For the sixth session, he told Healthline he was charged $2,200. For the next session, he says he was charged $4,700.
“These were for the same exact procedure, medicine, recovery… everything,” said the Wichita, Kansas, resident.
He adds he was never given a reason for the discrepancy. His insurance only covered the first five treatments, even though he was told all nine were covered.
He didn’t get the final two sessions and ended up attempting suicide a few months later.
“I feel like this error on the hospital’s part and the lack of proper treatment that had been ordered by my doctors could have easily resulted in my death,” he said.
Tyler ended up hiring New York–based MedWise Insurance Advocacy, which convinced the insurer that there was a network deficiency. They ended up covering it — saving Tyler more than $7,000 — after a yearlong struggle.
Scott sees the mistakes every day, as his business is fixing those errors for more than 200 providers nationwide before they get to patients.
Only his company usually finds things for which the provider mistakenly didn’t charge.
He says providers usually mischarge for up to 2 percent of their total amount billed every year.
“It’s unbelievable,” Scott said. “It’s a lack of communication between the patient, the insurance company, and the provider.”
He says hospitals are often at a disadvantage, using dated billing technology and not always knowing how much of a patient’s deductible has already been met.
He’s dealt with real-life billing issues as well, like when his wife underwent a procedure that cost three times what they expected.
“We called these guys up and find out the hospital is staffing a department with people who aren’t in their network,” Scott said. “It’s outrageous and it’s fraud. You put a lot of trust into a provider, and you don’t expect them to outsource half a hospital.”
The sheer volume of bills can be overwhelming, says Barry Pack, a Clearwater, Florida, resident who had partial knee replacement surgery a year ago. He believed the $4,000 he paid upfront was the end of his share.

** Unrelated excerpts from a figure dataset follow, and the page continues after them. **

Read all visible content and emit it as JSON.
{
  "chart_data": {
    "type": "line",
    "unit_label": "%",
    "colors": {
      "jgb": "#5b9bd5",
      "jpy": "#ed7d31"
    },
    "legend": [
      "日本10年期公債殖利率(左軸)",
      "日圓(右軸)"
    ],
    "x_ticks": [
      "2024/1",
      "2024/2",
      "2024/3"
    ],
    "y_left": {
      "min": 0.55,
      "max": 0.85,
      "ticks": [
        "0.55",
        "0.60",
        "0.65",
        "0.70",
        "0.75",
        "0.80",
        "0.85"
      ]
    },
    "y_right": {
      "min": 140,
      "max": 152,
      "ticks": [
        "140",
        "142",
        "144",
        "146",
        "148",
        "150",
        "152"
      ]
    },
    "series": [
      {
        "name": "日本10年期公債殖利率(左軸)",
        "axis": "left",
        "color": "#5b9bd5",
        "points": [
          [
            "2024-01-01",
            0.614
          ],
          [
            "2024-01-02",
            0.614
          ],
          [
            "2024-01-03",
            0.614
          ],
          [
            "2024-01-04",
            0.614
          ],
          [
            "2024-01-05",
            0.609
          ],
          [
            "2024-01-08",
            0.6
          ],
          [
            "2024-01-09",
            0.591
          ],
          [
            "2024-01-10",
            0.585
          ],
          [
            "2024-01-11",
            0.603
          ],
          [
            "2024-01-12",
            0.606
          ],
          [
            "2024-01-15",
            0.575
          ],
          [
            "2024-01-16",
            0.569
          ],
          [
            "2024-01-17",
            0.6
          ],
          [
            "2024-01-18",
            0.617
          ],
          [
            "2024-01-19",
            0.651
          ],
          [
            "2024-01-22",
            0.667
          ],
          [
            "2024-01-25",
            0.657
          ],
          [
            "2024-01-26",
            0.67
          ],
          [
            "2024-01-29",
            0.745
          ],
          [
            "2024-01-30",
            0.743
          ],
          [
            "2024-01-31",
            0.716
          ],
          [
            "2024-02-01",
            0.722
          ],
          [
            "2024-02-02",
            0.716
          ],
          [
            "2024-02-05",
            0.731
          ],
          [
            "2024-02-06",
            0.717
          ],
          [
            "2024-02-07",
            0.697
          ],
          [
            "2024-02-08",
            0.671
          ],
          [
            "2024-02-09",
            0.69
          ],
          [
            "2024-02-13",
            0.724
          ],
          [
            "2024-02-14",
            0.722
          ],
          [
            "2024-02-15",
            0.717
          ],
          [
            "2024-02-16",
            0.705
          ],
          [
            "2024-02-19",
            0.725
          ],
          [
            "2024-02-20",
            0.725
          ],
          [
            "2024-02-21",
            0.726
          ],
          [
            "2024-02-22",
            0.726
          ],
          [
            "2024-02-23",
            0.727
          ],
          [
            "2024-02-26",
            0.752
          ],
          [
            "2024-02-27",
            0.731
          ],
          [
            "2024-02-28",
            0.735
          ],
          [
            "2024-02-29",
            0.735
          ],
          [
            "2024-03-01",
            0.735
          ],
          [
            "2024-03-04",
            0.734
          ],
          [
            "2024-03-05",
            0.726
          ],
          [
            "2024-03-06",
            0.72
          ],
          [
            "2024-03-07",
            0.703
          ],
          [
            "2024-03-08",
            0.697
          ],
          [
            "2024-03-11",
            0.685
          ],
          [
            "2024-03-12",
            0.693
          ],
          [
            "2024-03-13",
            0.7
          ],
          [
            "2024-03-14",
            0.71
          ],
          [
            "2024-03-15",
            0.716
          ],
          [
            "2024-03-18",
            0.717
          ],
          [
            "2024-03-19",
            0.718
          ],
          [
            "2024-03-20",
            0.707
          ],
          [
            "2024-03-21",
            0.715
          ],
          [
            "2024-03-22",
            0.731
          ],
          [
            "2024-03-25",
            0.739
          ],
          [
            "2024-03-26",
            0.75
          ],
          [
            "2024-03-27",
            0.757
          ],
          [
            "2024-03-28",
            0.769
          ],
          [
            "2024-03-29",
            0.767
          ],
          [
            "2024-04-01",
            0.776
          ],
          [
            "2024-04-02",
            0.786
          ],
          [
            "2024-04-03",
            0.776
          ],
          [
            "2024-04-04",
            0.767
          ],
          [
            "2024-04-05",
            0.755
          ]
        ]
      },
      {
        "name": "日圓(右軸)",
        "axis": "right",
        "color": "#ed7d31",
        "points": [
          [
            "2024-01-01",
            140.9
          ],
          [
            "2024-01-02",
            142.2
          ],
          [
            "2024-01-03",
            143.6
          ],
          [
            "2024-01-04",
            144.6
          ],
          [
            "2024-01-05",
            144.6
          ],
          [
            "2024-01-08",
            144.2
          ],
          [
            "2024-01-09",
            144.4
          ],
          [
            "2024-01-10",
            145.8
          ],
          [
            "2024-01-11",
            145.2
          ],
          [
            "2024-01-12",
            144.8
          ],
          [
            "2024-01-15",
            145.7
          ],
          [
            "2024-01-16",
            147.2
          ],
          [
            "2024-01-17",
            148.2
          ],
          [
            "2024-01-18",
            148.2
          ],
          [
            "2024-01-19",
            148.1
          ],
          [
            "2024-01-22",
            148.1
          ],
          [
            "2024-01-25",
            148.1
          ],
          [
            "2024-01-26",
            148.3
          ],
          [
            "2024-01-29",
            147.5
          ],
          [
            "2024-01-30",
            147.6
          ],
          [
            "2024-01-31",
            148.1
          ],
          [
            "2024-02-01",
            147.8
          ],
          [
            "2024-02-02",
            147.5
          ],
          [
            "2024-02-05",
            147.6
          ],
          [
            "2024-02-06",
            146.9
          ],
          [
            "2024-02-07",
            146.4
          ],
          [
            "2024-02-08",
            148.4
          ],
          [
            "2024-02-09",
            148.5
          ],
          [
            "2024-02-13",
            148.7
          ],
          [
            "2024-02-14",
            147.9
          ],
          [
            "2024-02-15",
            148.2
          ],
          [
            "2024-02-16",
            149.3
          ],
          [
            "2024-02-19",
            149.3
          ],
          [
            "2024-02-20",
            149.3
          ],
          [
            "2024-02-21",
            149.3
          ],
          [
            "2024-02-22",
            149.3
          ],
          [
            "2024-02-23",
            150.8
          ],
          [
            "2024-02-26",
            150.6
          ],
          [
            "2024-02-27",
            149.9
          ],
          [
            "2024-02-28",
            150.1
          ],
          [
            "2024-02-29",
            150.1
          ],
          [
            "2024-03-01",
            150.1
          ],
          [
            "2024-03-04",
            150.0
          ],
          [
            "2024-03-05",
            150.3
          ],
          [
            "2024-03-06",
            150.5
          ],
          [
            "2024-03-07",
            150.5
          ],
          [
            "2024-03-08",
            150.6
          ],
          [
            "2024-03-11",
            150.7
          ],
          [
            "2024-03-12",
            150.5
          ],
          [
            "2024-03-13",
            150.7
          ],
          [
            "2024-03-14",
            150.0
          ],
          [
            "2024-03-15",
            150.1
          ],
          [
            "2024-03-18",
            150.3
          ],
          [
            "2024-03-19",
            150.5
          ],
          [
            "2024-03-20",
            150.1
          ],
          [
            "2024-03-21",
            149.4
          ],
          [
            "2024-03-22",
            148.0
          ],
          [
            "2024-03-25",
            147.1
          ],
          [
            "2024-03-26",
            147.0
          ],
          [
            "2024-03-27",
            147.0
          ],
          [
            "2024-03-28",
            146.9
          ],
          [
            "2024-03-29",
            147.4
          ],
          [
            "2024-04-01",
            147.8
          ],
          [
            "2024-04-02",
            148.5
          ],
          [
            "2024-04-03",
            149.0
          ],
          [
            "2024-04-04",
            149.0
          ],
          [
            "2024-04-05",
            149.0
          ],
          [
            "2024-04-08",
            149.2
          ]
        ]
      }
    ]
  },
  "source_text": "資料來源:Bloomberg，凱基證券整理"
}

“I started getting bills from everyone in the hospital that had anything to do with my surgery,” Pack told Healthline.
“I was still in a lot of pain from the surgery, and I had to fight with the hospital and the doctors that came into my room. Once I started getting bills from everyone in the hospital, I called them back and told them I am only paying what [Blue Cross Blue Shield] said I owed. I was getting bills from two different anesthesiologists for thousands of dollars and several other people related to the hospital,” he said.
In the end, it was the insurance company who helped him.
“It was out of control,” Pack said. “But I listened to BCBS, and I only ended up paying what they said. [BCBS] said, ‘You would have paid a lot of money that you didn’t owe.'”
Scott says something must be done to overhaul the system soon, with an older population of baby boomers about to surge.
“We’d better figure it out. We’d better start using technology,” he said.
Jain says the best way for people to avoid billing snafus is to negotiate an “all-inclusive bundled price with a provider ahead of the procedure,” which is how his company operates.
“So nobody has to experience a surprise bill. And best of all, hospitals and surgeons are on the hook when problems arise,” he said.